Samuel Eto’o face aux décisions arbitrales et à l’émotion du jeu
Interrogé par France 24 au lendemain de cette finale, Samuel Eto’o a d’abord félicité le Sénégal et a abordé la question des décisions arbitrales en soulignant que “il y a eu des faits de jeu qui ont marqué cette CAN à jamais” tout en rappelant que les arbitres restent des humains comme les autres. Il a clairement dit qu’il ne souhaitait pas accuser directement les arbitres, mais que la Confédération africaine de football doit prendre ses responsabilités et analyser ce qui n’a pas fonctionné. Pour lui, il est essentiel d’éviter que les décisions de jeu prennent le pas sur l’essence même du jeu et il a suggéré que des outils comme la VAR pourraient contribuer à mieux gérer les émotions sur le terrain.
Lorsqu’on lui a demandé s’il aurait agi comme le sélectionneur sénégalais, qui avait demandé à ses joueurs de quitter le terrain après un penalty controversé accordé au Maroc, Eto’o a exprimé son respect pour cette décision courageuse. Il a rappelé qu’il avait lui-même été sanctionné dans le passé pour une réaction émotionnelle forte et a reconnu que les émotions dans un match de football sont parfois difficiles à contrôler. Il n’a pas condamné la démarche, au contraire : il a estimé que ce type de risque peut être une manière de défendre son équipe, même si ce n’est pas toujours la meilleure réponse.
Enfin, Eto’o a insisté sur la nécessité que les personnes chargées d’enquêter et de faire respecter les règles prennent leurs responsabilités dans ce type de situations. Tout en évoquant l’importance de maintenir l’équité et le respect des règles, il a souligné que les émotions font partie intégrante du football et que comprendre cela est crucial pour travailler à réduire les débordements. Ses propos montrent son attachement à une approche plus équilibrée entre passion pour le sport et discipline institutionnelle.
Émotion, responsabilité et avenir du football africain
L’avis de Samuel Eto’o montre une réflexion plus large sur la place des émotions dans le sport de haut niveau et sur la responsabilité des instances dirigeantes. Tout en rejetant l’idée d’accuser directement les arbitres, il a insisté sur la nécessité pour la Confédération africaine de football de tirer des enseignements de cette compétition et d’améliorer les pratiques afin que “les faits de jeu ne prennent plus le dessus sur ce qui nous intéresse tous, le jeu lui-même”.
Eto’o a aussi souligné le courage et la détermination des acteurs — qu’il s’agisse des joueurs, des entraîneurs ou des officiels — dans un tournoi où les enjeux vont bien au-delà du simple résultat sportif.

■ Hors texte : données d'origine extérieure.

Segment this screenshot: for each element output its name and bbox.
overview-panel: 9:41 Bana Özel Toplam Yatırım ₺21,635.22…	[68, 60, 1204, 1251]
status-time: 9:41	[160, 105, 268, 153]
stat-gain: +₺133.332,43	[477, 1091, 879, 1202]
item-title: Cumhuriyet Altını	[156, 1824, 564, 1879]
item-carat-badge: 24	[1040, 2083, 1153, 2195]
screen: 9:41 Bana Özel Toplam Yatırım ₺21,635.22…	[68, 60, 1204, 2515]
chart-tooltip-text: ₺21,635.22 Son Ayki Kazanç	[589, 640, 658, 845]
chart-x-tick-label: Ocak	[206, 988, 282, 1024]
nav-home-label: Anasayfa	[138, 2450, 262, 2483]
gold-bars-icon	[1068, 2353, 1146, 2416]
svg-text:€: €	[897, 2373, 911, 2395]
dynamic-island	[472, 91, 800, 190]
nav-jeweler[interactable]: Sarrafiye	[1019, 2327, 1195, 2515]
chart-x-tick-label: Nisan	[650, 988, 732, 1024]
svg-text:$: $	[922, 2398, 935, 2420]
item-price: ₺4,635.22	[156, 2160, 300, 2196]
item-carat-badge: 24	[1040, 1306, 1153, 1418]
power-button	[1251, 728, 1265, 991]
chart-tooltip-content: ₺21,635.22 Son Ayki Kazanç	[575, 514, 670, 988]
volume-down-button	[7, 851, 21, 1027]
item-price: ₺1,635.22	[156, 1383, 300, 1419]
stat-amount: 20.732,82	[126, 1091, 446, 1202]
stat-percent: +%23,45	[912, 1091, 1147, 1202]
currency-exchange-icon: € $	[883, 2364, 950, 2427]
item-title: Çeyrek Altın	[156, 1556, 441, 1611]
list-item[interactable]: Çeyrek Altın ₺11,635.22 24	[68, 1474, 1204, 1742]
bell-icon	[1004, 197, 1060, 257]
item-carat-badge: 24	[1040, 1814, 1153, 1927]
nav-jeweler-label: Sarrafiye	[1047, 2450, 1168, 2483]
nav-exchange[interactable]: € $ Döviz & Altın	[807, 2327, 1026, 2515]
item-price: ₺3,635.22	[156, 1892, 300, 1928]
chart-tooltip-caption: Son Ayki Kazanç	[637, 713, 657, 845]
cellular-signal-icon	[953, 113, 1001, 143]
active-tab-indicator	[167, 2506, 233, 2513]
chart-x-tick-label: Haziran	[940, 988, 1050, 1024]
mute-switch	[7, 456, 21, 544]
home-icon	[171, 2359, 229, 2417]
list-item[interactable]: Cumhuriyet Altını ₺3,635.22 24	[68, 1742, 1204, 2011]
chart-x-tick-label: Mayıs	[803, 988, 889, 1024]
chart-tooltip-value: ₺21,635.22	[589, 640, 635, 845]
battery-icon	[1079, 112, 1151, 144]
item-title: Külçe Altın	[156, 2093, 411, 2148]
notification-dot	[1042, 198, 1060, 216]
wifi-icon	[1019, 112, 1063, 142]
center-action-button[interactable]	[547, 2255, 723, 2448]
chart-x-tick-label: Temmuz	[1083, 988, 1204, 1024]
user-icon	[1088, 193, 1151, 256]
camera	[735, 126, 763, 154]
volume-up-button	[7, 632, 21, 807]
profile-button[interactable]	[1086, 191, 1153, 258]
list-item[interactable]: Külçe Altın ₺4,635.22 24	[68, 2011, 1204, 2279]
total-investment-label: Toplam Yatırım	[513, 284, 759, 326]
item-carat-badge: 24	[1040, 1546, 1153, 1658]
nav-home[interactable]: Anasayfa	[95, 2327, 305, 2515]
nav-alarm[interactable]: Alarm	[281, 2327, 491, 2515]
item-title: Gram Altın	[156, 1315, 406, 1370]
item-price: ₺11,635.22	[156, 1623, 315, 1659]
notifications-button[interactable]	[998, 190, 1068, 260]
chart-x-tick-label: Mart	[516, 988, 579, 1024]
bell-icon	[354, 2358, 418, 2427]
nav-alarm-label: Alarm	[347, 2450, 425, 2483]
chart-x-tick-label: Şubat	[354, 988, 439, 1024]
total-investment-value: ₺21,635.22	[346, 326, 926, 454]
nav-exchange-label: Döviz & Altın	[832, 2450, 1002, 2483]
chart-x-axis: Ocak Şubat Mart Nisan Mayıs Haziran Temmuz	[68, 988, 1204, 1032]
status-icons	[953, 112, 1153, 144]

Alors que le football africain continue de gagner en popularité et en visibilité internationale, les réflexions de figures emblématiques comme Eto’o pourraient encourager une transformation positive, fondée sur plus de transparence, d’équité et de respect mutuel.
La Coupe d’Afrique des Nations 2025 restera gravée dans les mémoires non seulement pour la victoire du Sénégal, mais aussi pour les discussions qu’elle a suscitées autour de l’arbitrage, de la responsabilité et de l’émotion dans le sport. Les impressions de Samuel Eto’o offrent un regard sur ces enjeux, appelant à un équilibre entre passion, rigueur et esprit sportif — des piliers essentiels pour l’avenir du football africain.